I MEAN. So, Bryan wins by default? Peter pulls the ultimate ain’t-shit move and tells her, “We’re both going to regret this decision.” She didn’t decide, Peter. YOU DID. You decided not to play by the rules. You wanna stay with her after Rioja? You propose. You don’t appear noble or honorable for torturing her for weeks and dragging your feet about this relationship because “you just can’t bring yourself” to propose. Get over yourself, Peter. You went to a puppy pool party. You were having fun until it came time for Rachel to assert what she wanted.
Haven’t we all been with this dude?
Rachel walks out. She puts her coat on, cries, tells him she loves him, and leaves.

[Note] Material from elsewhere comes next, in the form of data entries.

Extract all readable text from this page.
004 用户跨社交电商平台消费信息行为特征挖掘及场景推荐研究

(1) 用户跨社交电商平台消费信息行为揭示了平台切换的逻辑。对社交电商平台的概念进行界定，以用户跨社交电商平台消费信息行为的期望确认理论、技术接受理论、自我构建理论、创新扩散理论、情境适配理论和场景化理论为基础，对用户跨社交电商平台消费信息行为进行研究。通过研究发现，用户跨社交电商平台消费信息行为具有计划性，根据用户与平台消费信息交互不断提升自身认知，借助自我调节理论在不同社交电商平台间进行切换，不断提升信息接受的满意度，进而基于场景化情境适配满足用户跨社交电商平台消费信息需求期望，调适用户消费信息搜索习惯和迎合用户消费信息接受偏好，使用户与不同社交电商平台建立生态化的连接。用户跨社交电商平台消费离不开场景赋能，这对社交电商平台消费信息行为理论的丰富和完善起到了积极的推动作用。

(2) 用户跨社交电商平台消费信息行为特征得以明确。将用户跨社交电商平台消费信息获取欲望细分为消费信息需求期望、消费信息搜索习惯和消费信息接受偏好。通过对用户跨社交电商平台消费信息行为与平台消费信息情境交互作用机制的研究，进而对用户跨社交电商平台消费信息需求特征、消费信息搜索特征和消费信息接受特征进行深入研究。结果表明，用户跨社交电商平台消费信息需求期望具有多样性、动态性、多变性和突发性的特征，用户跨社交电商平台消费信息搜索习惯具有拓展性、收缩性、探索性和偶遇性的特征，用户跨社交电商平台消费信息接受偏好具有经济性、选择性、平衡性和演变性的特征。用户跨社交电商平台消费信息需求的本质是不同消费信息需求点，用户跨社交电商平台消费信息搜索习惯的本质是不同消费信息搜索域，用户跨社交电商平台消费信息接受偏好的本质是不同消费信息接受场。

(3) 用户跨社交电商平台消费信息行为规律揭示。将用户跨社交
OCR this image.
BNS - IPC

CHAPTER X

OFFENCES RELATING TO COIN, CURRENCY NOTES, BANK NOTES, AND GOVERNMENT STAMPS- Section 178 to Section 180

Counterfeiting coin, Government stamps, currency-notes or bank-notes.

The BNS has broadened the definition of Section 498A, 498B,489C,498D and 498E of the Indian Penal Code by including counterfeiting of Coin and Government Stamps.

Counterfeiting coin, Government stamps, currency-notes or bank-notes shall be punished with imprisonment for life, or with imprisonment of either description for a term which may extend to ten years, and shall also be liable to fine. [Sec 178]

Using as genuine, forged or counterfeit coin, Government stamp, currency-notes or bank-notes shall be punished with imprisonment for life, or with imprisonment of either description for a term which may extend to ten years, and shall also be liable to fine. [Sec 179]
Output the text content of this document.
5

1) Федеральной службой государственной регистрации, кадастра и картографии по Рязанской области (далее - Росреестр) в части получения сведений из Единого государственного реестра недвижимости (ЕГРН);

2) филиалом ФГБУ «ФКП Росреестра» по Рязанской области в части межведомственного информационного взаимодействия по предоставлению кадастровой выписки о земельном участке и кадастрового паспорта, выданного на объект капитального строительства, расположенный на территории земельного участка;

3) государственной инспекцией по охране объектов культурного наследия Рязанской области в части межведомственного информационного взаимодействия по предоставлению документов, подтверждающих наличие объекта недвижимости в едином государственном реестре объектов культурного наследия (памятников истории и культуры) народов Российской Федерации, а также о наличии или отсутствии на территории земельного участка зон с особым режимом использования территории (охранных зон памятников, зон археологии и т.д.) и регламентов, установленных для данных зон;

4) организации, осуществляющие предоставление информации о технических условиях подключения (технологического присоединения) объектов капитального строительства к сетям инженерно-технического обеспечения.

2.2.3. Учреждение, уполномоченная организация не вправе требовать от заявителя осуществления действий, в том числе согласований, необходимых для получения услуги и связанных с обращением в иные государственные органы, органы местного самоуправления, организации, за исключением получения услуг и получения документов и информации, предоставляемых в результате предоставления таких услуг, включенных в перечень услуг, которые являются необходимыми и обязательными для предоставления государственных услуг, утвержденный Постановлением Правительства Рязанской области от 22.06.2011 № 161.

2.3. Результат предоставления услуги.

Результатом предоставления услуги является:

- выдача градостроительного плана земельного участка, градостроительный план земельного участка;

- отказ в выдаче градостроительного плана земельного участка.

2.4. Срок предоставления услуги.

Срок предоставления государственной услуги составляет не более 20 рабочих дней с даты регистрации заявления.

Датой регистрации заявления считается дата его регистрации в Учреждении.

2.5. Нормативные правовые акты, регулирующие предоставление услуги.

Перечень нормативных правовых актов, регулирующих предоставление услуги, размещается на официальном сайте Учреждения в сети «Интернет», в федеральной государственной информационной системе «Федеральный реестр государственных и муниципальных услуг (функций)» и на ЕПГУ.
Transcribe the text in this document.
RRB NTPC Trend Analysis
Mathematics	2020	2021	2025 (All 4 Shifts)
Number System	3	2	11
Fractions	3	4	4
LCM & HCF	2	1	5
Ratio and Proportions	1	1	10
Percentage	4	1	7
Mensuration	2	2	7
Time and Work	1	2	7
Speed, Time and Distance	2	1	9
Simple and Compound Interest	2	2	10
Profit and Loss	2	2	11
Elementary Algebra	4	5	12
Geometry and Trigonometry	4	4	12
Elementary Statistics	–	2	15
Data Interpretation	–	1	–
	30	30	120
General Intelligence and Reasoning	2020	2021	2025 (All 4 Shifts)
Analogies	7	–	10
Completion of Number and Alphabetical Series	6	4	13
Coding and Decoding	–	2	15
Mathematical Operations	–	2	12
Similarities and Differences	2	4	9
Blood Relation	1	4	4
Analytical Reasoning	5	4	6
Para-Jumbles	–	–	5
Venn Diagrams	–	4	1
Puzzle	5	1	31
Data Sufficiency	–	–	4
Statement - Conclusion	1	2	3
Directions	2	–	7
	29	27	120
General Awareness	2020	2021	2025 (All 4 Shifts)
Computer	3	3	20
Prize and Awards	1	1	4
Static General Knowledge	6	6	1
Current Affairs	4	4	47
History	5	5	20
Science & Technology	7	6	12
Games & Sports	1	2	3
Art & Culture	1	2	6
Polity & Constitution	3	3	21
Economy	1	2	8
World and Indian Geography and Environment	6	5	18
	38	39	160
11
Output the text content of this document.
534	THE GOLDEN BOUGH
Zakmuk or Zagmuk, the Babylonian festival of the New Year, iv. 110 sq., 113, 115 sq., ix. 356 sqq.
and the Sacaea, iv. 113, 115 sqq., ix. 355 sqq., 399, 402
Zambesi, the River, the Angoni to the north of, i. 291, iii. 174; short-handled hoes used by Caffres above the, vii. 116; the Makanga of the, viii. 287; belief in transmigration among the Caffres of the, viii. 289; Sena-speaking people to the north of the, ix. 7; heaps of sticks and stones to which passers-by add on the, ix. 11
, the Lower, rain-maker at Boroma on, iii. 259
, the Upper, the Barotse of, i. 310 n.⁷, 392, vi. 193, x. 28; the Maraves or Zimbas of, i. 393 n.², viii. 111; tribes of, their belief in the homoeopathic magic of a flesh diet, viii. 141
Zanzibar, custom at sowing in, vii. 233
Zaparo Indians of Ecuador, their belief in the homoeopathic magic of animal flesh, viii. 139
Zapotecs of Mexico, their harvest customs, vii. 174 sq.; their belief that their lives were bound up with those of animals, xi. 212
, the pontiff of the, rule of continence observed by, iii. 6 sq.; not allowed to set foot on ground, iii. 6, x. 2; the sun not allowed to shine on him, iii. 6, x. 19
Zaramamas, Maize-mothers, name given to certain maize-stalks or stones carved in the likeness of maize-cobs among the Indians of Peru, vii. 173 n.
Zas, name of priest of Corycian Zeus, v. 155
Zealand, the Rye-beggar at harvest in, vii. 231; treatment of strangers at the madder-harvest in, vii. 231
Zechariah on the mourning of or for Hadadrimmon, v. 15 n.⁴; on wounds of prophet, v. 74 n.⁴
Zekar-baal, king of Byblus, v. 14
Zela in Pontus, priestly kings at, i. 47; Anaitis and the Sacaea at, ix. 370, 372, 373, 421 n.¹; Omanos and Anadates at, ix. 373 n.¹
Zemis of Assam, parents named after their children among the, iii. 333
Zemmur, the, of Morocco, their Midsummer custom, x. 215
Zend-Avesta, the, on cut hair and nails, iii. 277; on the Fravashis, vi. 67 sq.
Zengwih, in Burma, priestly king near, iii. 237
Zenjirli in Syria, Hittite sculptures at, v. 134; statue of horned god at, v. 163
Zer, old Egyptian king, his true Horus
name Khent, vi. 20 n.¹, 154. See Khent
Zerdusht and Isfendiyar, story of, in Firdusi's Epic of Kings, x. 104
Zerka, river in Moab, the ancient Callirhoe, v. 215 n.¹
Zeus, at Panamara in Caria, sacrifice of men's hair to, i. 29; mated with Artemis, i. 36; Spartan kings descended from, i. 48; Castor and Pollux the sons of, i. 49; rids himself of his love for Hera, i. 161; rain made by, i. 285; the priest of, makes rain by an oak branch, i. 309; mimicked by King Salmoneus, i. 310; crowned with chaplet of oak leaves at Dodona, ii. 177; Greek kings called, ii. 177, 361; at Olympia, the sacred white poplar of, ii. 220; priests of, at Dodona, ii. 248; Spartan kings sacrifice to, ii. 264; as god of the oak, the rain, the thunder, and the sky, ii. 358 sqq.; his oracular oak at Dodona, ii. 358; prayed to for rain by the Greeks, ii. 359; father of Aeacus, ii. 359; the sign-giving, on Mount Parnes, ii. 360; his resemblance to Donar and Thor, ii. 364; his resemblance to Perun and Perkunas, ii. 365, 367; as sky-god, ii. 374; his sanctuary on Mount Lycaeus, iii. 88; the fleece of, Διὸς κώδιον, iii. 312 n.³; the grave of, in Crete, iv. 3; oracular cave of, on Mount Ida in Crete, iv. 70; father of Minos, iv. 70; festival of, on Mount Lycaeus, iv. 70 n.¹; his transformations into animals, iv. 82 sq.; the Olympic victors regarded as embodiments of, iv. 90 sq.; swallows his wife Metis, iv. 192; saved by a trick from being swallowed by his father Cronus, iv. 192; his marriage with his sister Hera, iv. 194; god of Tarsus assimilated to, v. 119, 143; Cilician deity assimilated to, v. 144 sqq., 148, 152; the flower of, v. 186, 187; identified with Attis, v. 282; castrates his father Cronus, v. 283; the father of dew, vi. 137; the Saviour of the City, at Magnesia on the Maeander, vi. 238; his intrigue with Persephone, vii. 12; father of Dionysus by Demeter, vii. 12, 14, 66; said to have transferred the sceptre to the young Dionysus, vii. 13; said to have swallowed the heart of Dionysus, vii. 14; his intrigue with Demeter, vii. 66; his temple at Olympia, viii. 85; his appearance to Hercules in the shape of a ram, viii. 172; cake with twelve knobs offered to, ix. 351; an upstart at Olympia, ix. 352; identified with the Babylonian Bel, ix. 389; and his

So, Bryan really wins by default?
Peter comes out to talk to Host Chris and Rachel in our timeline and he doesn’t have an answer for himself or his behavior and then he accuses her of “attacking him.” Calling you out on your behavior isn’t being attacked and I’m not interested in the whole “angry black woman she attacked me” dog whistle here. Rachel tells him she doesn’t think he’s cut out for this whole process. You can take your ass home and don’t be looking for Bachelor status. He also claims he left her eyelashes on the floor for two days. BITCH. I CANNOT. He said he tried to reach out to her and he wasn’t allowed to. Haven’t we all gotten this text? I had a guy call me after we broke up and tell me he really missed “my lifestyle” and “my friends” and wanted to start “hanging out,” but not be my boyfriend.
I guess it’s time to watch Rachel get engaged with this sentient Whole30 blog. He meets with Neil Lane and picks out a ring to propose to Rachel and oh, man, this is bleak. I don’t think Rachel is settling — she was always prepared to go with the sure thing she obviously had feelings for — but it all feels so hollow. The most she can muster about Bryan is that he’s a good person. She’s more emotional and passionate during her breakup with Peter than literally any part of her proposal from Bryan. Bryan walks into the final proposal saying he’s supremely confident. You gotta be a little nervous proposing. Even if you’ve discussed it and you’re both on the same page, it’s a huge moment. Nerves are a sign you give a shit.
I don’t even think we have enough time to get into the fact that Bachelorettes should be allowed to propose.
Listen, I was ready for Rachel to pick Bryan and it made a certain sense, but him being the last one standing takes all the fun out of it. Rachel gives a speech about how she always goes for the exciting, complicated guy and she loves gambling on that excitement, but she’s not going to do that. Sooooooo … she’s going to pick Bryan. [RuPaul’s Drag Race “shade” sound effect.] He gets down on one knee. She squeals and says, “I can’t! I can’t!” He says, “Will you be my reina forever and marry me?” and she says, “Yes! So pretty! Give it to me! It’s so pretty!”
That is … alarming. There’s no romance or even warmth in their proposal. I’m not engaged, but I’m pretty sure my first reaction wouldn’t be, “Give it to me” as I reach out for the ring. On the after-the-episode interview, Bryan re-proposed and I rolled my eyes so hard I momentarily became the Three-Eyed Raven and saw Hodor’s childhood. The sweetest bit of irony? They’re taking it slow and just trying to figure out where to live, and they haven’t relocated yet. They’re not getting married anytime soon. How delicious.
Oh, and then ABC shows some of the footage of Corinne and DeMario from Bachelor in Paradise so everything is rotten.